Меня бросило в жар. В темноте нахлынули воспоминания, которых я не хотел принять. Я закрыл глаза, говорил себе, что это не имеет ничего общего с Той. «Значит, от этого убежать не просто, — подумалось мне, — даже такие минуты, как эти, будут напоминать о Ней, но я не хочу, не хочу вспоминать о причастности к умершим людям и делам!» Я открыл глаза и увидел блестевшие белки женских глаз. Это Пани, учительница, возвращавшаяся с принудительных работ, только и всего.
Вернулись хозяева дома, я слышал их возбужденные голоса в сенях, потом истовое пение:
— Славьтесь, луга цветущие, горы, долины зеленые…
Я вышел во двор. Хозяин с фонарем в руках, напевая, обходил усадьбу, запер ворота, спустил с цепи собаку.
— Прекрасный нынче май, — сказал он. — Только бы знать, что будет дальше.
Не дождавшись ответа, он возвратился в дом, попросив хорошенько запереть дверь. Времена ненадежные, в деревне недавно было разбойное нападение, убили одного, и никому неизвестно, кто и за что.
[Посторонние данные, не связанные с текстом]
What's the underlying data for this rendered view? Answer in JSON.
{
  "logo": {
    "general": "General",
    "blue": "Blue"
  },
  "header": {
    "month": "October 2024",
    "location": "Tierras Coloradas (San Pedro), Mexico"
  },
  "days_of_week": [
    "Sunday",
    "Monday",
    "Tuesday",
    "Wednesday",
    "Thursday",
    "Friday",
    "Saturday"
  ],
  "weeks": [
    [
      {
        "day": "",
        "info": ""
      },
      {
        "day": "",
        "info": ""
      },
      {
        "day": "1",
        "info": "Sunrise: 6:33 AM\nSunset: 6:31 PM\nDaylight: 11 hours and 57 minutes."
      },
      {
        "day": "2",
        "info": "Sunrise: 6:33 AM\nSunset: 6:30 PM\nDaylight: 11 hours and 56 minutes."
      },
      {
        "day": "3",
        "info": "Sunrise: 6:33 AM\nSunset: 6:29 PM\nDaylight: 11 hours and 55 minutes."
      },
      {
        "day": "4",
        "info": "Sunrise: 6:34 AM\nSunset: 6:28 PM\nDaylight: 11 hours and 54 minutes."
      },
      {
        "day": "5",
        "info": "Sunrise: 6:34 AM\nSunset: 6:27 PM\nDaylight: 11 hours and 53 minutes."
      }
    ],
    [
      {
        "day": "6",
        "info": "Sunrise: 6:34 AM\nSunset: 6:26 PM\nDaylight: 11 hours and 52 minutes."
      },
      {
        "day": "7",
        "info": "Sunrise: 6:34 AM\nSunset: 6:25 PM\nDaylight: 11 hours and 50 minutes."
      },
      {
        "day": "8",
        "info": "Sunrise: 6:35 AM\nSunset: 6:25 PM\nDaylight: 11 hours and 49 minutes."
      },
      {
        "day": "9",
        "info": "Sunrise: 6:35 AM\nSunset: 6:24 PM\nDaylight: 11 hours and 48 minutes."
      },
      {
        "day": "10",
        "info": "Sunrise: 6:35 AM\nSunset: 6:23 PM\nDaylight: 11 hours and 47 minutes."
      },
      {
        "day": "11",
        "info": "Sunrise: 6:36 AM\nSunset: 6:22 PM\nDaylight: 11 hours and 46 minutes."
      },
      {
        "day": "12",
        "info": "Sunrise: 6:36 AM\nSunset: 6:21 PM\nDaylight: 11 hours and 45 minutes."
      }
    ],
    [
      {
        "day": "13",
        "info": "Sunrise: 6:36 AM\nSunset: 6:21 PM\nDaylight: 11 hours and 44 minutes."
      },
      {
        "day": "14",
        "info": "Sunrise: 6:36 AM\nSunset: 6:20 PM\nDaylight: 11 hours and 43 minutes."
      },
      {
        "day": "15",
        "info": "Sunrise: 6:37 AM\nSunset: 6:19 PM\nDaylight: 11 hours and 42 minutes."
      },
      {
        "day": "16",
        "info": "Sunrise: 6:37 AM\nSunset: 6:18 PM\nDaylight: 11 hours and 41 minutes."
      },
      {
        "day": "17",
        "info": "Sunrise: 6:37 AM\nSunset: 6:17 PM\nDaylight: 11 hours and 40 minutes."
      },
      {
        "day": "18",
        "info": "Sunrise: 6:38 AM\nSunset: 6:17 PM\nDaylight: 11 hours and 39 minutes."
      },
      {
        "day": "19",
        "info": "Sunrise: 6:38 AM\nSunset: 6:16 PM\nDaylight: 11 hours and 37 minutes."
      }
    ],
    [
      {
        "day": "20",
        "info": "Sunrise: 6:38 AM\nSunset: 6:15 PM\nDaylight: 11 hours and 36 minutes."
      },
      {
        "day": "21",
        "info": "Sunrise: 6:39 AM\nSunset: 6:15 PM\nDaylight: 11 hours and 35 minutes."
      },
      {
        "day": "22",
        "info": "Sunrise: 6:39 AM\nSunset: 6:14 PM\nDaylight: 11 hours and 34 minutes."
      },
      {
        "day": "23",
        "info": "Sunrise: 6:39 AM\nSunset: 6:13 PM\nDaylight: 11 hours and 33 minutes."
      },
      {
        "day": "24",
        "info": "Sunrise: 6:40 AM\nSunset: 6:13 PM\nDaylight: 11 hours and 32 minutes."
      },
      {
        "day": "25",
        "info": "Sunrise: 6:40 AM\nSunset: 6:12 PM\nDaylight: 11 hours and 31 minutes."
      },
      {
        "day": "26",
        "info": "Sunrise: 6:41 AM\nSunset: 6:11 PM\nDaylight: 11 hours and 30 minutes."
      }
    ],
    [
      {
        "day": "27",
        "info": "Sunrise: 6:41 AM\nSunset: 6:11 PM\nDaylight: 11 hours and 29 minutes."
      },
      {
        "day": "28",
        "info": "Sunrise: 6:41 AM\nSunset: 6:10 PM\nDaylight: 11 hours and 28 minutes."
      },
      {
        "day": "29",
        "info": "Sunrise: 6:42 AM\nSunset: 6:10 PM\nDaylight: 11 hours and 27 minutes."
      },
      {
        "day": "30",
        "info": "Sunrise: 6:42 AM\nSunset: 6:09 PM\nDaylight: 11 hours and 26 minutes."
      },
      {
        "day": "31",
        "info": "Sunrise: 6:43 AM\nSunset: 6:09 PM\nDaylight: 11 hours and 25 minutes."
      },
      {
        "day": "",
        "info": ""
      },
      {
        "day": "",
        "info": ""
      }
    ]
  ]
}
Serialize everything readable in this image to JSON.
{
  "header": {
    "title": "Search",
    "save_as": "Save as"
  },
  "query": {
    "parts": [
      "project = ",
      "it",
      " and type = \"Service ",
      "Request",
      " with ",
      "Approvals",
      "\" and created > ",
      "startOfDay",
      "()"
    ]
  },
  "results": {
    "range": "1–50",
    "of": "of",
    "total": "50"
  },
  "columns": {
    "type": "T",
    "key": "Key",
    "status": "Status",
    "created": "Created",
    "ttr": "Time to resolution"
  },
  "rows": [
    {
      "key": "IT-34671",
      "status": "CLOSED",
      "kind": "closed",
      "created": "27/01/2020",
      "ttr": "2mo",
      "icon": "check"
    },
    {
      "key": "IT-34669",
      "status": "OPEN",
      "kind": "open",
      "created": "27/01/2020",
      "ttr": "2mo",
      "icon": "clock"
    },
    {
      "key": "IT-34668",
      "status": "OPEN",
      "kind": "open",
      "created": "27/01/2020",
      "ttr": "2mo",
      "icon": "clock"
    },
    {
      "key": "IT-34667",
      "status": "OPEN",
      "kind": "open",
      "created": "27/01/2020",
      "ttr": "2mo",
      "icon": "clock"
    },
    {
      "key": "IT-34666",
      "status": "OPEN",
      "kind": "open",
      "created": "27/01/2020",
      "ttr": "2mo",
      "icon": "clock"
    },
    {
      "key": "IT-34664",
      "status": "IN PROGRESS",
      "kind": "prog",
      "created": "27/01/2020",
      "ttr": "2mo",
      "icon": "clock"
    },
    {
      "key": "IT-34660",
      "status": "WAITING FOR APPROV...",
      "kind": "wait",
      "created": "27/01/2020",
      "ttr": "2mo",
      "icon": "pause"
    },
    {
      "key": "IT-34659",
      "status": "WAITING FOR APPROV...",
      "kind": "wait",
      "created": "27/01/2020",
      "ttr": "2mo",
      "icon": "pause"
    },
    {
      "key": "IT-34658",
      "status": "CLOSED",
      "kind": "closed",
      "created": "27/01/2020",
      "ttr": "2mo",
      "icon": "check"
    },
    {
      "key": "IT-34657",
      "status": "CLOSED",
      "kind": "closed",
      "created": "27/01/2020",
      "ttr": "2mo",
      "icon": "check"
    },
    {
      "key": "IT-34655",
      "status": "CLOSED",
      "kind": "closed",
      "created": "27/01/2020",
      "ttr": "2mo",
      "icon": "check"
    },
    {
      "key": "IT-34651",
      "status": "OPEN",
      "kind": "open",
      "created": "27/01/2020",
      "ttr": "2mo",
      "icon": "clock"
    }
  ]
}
Погожее, огромное небо. Славьтесь, луга цветущие, горы, долины зеленые. А если укрыться где‑нибудь в деревне, в горах, в лесах? Если бы существовал светский монастырь для неверующих, для людей, которые попросту хотят отдохнуть, устраниться от жизни, я вступил бы в него. Или — или. Или устраниться от жизни, или принять ее, беря реванш за все пережитое. Завтра я распрощаюсь с Дыной, он поедет в столицу, там в нем нуждаются, и, наверное, сразу же пойдет в гору, впрочем, наука — подходящий трамплин, чтобы оттолкнуться от прошлого. Он одержим какими‑то научными идеями, он инженер — энергетик, учился за границей, у него дипломы, признание, да и голова на плечах. Я знаком с ним всего месяц и ближе узнал лишь после совместного побега из эшелона, но и он покинет меня и спустя месяц — другой будет думать: «А, это тот Роман Лютак…»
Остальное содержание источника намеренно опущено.